Digitale Wettbewerbsfähigkeit = die Fähigkeit, Kundenstrecken schnell, fehlerarm und compliancekonform zu betreiben: mit messbaren Effekten auf Conversion, NPS und OPEX.

Time-to-Activate = Zeitspanne vom Kundenantrag bis zur nutzbaren Konto- oder Depoteröffnung; zentraler KPI für Abschlussquote und Kundenerlebnis.

Straight-Through-Processing (STP) = Vollautomatisierte End-to-End-Abwicklung eines Prozesses ohne manuelle Eingriffe; erhöht Skalierbarkeit und senkt OPEX pro Fall.

Onboarding-Abbruchquote = Anteil der Kunden, die eine Konto- oder Depoteröffnung vor Abschluss abbrechen; direkter Indikator für Prozessqualität und Wettbewerbsfähigkeit.

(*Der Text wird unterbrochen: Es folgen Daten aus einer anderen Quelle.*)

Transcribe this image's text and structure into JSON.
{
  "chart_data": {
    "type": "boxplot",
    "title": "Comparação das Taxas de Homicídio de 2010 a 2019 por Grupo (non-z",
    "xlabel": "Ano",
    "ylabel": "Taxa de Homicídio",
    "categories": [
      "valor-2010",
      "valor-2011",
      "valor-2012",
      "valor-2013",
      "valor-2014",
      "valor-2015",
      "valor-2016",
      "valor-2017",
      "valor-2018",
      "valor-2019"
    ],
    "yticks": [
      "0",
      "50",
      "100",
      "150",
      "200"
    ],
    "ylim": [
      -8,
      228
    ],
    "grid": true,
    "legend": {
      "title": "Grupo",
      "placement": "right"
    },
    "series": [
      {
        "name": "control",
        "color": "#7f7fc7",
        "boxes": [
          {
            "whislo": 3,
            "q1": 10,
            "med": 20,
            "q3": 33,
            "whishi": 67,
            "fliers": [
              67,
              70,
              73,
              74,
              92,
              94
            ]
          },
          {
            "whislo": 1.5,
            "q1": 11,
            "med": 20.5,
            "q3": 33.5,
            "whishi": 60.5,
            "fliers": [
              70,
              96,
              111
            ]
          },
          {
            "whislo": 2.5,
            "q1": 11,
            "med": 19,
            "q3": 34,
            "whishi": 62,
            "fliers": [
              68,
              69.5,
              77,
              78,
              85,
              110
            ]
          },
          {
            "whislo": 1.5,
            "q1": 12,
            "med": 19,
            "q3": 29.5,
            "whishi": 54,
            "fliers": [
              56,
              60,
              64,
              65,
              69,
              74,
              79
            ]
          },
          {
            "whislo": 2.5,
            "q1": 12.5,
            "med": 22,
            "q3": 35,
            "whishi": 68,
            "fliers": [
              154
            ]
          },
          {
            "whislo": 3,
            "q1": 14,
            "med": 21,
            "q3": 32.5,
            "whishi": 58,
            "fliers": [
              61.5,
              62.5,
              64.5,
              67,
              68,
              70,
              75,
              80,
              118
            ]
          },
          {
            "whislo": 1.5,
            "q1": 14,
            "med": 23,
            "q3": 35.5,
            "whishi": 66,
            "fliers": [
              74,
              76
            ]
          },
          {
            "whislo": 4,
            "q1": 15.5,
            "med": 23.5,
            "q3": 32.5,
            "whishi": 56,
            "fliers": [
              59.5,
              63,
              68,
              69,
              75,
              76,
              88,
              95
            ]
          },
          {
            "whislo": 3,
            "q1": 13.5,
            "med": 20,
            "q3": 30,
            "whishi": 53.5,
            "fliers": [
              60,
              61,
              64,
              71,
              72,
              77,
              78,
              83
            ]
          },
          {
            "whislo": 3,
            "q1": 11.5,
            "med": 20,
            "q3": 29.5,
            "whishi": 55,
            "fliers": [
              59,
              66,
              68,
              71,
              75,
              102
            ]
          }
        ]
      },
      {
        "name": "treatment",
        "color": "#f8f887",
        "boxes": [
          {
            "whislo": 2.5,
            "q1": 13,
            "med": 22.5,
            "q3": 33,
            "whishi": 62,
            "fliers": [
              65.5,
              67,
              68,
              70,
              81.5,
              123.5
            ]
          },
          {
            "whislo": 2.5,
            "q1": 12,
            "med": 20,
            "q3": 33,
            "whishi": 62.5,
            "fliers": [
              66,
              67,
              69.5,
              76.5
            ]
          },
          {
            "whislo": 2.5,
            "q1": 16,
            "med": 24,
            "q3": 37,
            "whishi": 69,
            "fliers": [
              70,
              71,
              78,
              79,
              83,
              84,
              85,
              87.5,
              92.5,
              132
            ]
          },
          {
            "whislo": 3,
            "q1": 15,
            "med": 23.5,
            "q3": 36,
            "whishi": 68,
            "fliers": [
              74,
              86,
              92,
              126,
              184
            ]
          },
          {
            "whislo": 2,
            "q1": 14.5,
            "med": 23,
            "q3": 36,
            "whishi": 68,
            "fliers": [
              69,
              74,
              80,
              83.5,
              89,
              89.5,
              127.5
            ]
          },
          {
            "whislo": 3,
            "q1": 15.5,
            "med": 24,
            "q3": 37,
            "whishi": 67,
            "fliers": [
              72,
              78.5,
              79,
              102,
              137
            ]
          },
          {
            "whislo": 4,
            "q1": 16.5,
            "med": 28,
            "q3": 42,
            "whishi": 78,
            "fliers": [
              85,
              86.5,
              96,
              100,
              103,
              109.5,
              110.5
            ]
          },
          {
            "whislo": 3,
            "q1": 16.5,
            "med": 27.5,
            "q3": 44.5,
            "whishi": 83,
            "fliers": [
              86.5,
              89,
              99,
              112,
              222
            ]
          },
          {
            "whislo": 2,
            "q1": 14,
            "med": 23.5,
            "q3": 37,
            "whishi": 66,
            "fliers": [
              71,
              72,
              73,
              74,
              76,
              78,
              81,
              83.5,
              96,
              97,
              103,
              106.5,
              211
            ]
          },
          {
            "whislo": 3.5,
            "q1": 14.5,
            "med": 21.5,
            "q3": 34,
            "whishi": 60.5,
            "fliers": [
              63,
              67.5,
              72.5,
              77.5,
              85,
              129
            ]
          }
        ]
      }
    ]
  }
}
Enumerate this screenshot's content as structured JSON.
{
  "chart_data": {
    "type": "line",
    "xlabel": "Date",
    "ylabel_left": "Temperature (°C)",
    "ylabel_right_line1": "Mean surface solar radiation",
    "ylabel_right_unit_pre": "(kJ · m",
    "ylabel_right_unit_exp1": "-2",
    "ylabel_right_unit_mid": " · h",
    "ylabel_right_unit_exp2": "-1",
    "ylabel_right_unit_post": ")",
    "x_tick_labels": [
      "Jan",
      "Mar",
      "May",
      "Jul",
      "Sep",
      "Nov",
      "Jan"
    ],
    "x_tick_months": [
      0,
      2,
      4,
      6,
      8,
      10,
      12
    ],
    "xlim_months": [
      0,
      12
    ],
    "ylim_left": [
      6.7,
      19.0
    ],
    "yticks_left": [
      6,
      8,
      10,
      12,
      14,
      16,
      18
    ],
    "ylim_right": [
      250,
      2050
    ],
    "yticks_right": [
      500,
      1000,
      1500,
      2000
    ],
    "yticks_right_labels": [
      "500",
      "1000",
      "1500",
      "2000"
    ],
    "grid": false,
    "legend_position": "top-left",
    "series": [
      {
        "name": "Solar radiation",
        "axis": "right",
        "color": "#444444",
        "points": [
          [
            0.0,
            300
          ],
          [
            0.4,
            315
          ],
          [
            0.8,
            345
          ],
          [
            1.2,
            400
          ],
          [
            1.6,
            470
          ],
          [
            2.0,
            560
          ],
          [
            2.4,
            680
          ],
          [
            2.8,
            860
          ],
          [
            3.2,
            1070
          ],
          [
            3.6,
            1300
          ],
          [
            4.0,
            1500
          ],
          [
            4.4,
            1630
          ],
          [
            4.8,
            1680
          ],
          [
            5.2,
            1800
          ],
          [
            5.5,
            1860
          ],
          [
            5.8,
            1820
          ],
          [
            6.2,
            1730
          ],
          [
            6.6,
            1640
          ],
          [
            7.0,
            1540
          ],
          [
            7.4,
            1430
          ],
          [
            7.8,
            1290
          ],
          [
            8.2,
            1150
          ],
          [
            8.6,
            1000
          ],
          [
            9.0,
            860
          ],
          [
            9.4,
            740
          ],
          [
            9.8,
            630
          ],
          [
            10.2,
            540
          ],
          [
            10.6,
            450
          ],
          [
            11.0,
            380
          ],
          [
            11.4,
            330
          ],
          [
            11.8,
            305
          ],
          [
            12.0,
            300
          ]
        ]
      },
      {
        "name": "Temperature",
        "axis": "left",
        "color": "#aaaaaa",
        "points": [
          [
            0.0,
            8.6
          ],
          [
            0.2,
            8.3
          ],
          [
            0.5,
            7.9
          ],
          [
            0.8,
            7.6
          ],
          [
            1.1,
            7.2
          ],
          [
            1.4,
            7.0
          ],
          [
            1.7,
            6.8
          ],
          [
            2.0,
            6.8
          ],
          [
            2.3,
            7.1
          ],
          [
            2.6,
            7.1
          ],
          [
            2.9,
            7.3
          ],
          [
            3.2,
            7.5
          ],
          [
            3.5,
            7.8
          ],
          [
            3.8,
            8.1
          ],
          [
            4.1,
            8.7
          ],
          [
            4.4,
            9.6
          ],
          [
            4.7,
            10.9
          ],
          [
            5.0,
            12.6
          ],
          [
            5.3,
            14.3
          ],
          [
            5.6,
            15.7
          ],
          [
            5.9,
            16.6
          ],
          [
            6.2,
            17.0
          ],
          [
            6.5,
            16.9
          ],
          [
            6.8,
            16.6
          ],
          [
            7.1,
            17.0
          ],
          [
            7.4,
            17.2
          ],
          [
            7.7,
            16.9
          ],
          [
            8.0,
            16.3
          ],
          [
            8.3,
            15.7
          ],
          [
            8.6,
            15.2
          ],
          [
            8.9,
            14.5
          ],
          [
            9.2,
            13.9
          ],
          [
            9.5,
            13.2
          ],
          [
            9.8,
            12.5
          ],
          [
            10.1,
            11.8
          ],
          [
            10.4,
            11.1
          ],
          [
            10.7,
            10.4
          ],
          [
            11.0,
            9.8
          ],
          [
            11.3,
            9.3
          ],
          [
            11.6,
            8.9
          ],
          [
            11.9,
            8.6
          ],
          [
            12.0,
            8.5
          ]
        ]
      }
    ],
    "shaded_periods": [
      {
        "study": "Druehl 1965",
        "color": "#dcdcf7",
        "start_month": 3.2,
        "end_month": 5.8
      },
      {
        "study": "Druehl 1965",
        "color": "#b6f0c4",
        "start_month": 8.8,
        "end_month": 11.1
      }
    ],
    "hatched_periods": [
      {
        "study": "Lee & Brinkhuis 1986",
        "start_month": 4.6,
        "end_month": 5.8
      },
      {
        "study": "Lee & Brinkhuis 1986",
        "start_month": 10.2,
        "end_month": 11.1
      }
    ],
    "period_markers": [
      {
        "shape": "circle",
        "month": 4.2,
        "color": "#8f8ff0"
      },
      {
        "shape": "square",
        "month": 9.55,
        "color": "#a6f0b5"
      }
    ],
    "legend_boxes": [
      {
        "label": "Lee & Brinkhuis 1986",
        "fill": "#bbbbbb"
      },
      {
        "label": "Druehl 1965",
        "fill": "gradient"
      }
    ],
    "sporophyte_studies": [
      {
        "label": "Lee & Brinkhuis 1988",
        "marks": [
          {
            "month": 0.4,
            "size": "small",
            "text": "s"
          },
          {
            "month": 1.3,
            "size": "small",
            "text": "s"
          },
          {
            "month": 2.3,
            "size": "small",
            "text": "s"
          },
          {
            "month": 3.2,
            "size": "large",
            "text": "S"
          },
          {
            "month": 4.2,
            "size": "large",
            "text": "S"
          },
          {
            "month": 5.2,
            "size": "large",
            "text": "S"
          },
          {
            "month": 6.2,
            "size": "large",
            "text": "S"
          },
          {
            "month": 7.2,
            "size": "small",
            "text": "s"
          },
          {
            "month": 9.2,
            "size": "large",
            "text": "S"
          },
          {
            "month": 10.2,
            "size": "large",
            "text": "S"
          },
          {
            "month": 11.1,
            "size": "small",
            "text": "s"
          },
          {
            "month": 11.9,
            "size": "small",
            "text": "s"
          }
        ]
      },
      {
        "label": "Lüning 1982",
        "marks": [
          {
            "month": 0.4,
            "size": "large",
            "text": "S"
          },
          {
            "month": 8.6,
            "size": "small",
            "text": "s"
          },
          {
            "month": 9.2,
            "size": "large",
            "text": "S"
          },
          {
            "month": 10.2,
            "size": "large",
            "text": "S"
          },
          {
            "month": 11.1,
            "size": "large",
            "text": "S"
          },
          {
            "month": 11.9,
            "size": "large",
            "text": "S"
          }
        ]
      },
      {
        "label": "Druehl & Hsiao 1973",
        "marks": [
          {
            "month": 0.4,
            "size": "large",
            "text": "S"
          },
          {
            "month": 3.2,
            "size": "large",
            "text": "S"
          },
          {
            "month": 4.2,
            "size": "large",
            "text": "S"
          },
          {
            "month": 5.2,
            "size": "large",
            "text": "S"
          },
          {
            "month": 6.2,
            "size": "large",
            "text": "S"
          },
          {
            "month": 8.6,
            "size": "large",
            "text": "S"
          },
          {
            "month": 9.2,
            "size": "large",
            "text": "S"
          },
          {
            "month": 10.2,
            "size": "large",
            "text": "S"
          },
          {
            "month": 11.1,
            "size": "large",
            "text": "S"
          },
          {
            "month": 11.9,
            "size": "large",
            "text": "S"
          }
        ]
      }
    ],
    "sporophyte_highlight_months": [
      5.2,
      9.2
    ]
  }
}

Customer Journey = Gesamtheit aller Kontaktpunkte eines Kunden entlang eines Prozesses (z. B. Onboarding, Service, Abschluss); nahtlose Journeys reduzieren Abbrüche und steigern Cross-Selling.

Cost-Income-Ratio (CIR) = Verhältnis operativer Kosten zu Erträgen; digitale Workflows wirken indirekt auf die CIR durch geringere OPEX und bessere Skaleneffekte.

Audit-Trail = Lückenlose Protokollierung aller Prozess- und Dokumentenschritte; Voraussetzung für Compliance, Revisionssicherheit und skalierbare Automatisierung.

KYC / AML = Know-Your-Customer- und Anti-Money-Laundering-Prüfungen zur Identitäts- und Risikobewertung; digital integriert reduziert manuelle Nacharbeit und regulatorische Risiken.